BANGOR, Maine — The City of Bangor is offering two free certified drivers license courses to help solve a shortage of bus drivers for the Community Connector network.
One course will be for those who do not yet have their CDL. This training will begin on Jan. 21 and run for three weeks, Monday through Thursday. The city is hoping for 15-17 students and Bangor will pay $18 an hour during the training.
The other course will be for current CDL drivers who are interested in teaching others how to drive large vehicles.
Laurie Linscott, superintendent of the Community Connector, says she is excited for the courses.
"We needed this. We needed this bad," Linscott said. "CDL driving is kind of a dying breed and we are trying to bring that back around."
In September, Linscott made the decision to suspend Saturday bus services because of staffing shortages. The hope is that CDL students will go on to work for the City of Bangor and fill the vacancies on the bus line.
The two courses are paid for by a $322,000 grant from the Maine Department of Transportation.
Linscott says that the second course, the one to teach CDL instruction, could help the license become a less-scarce skill.
"We don’t have enough instructors in the state to keep the programs alive," Linscott said. “We have to change that, we have to get instructors back in this area,” reminiscing to when CDL was a course she could take in her high school vocational school.
The CDL instruction course will be taught by one of the few instructors left in Maine, Buddy Spaulding owner of Keep Right Inc. driving school. He says that his CDL courses are popular.
"Based on my phone ringing every day and the number of names that go on my waiting list, i would say there is a demand," Spaulding said.
Demand for a skill, Spaulding feels, is an asset.

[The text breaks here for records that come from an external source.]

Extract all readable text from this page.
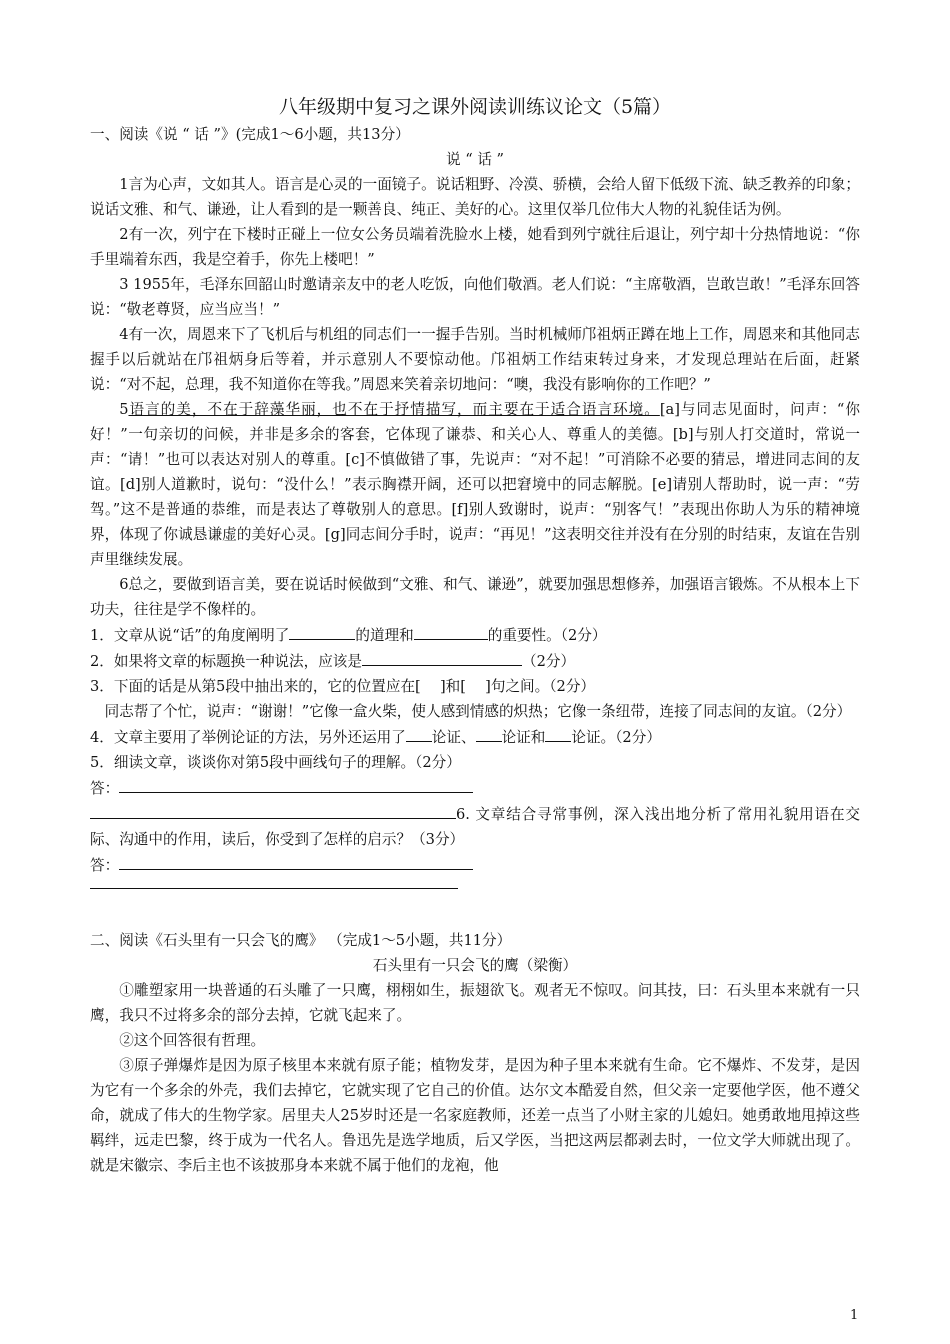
八年级期中复习之课外阅读训练议论文（5篇）

一、阅读《说 “ 话 ”》(完成1～6小题，共13分）

说 “ 话 ”

1言为心声，文如其人。语言是心灵的一面镜子。说话粗野、冷漠、骄横，会给人留下低级下流、缺乏教养的印象；说话文雅、和气、谦逊，让人看到的是一颗善良、纯正、美好的心。这里仅举几位伟大人物的礼貌佳话为例。

2有一次，列宁在下楼时正碰上一位女公务员端着洗脸水上楼，她看到列宁就往后退让，列宁却十分热情地说：“你手里端着东西，我是空着手，你先上楼吧！”

3 1955年，毛泽东回韶山时邀请亲友中的老人吃饭，向他们敬酒。老人们说：“主席敬酒，岂敢岂敢！”毛泽东回答说：“敬老尊贤，应当应当！”

4有一次，周恩来下了飞机后与机组的同志们一一握手告别。当时机械师邝祖炳正蹲在地上工作，周恩来和其他同志握手以后就站在邝祖炳身后等着，并示意别人不要惊动他。邝祖炳工作结束转过身来，才发现总理站在后面，赶紧说：“对不起，总理，我不知道你在等我。”周恩来笑着亲切地问：“噢，我没有影响你的工作吧？”

5语言的美，不在于辞藻华丽，也不在于抒情描写，而主要在于适合语言环境。[a]与同志见面时，问声：“你好！”一句亲切的问候，并非是多余的客套，它体现了谦恭、和关心人、尊重人的美德。[b]与别人打交道时，常说一声：“请！”也可以表达对别人的尊重。[c]不慎做错了事，先说声：“对不起！”可消除不必要的猜忌，增进同志间的友谊。[d]别人道歉时，说句：“没什么！”表示胸襟开阔，还可以把窘境中的同志解脱。[e]请别人帮助时，说一声：“劳驾。”这不是普通的恭维，而是表达了尊敬别人的意思。[f]别人致谢时，说声：“别客气！”表现出你助人为乐的精神境界，体现了你诚恳谦虚的美好心灵。[g]同志间分手时，说声：“再见！”这表明交往并没有在分别的时结束，友谊在告别声里继续发展。

6总之，要做到语言美，要在说话时候做到“文雅、和气、谦逊”，就要加强思想修养，加强语言锻炼。不从根本上下功夫，往往是学不像样的。

1．文章从说“话”的角度阐明了	的道理和	的重要性。（2分）

2．如果将文章的标题换一种说法，应该是	（2分）

3．下面的话是从第5段中抽出来的，它的位置应在[　 ]和[　 ]句之间。（2分）

同志帮了个忙，说声：“谢谢！”它像一盒火柴，使人感到情感的炽热；它像一条纽带，连接了同志间的友谊。（2分）

4．文章主要用了举例论证的方法，另外还运用了 论证、 论证和 论证。（2分）

5．细读文章，谈谈你对第5段中画线句子的理解。（2分）

答：

6. 文章结合寻常事例，深入浅出地分析了常用礼貌用语在交际、沟通中的作用，读后，你受到了怎样的启示？（3分）

答：

二、阅读《石头里有一只会飞的鹰》 （完成1～5小题，共11分）

石头里有一只会飞的鹰（梁衡）

①雕塑家用一块普通的石头雕了一只鹰，栩栩如生，振翅欲飞。观者无不惊叹。问其技，曰：石头里本来就有一只鹰，我只不过将多余的部分去掉，它就飞起来了。

②这个回答很有哲理。

③原子弹爆炸是因为原子核里本来就有原子能；植物发芽，是因为种子里本来就有生命。它不爆炸、不发芽，是因为它有一个多余的外壳，我们去掉它，它就实现了它自己的价值。达尔文本酷爱自然，但父亲一定要他学医，他不遵父命，就成了伟大的生物学家。居里夫人25岁时还是一名家庭教师，还差一点当了小财主家的儿媳妇。她勇敢地甩掉这些羁绊，远走巴黎，终于成为一代名人。鲁迅先是选学地质，后又学医，当把这两层都剥去时，一位文学大师就出现了。就是宋徽宗、李后主也不该披那身本来就不属于他们的龙袍，他

1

"I think in the state of Maine," Spaulding affirmed. "Having a commercial driver's license in your pocket, is a really good thing to do."
This is not the first time the City of Bangor has offered a CDL course.
Kyle Thibodeau got his CDL two years ago when Bangor last offered a free training course. Getting his license, he says, is one of the best decisions he has made.
"This is actually one of the first jobs that I have had that I consider a career, and I plan to make it long term," Thibodeau said.
Taking the course is what Thibodeau describes as a "win-win."
"They are going to pay you to sit in a classroom to learn how to drive a bus, they are going to pay you to drive the bus," he said. "And once you get your license, you have a job that day."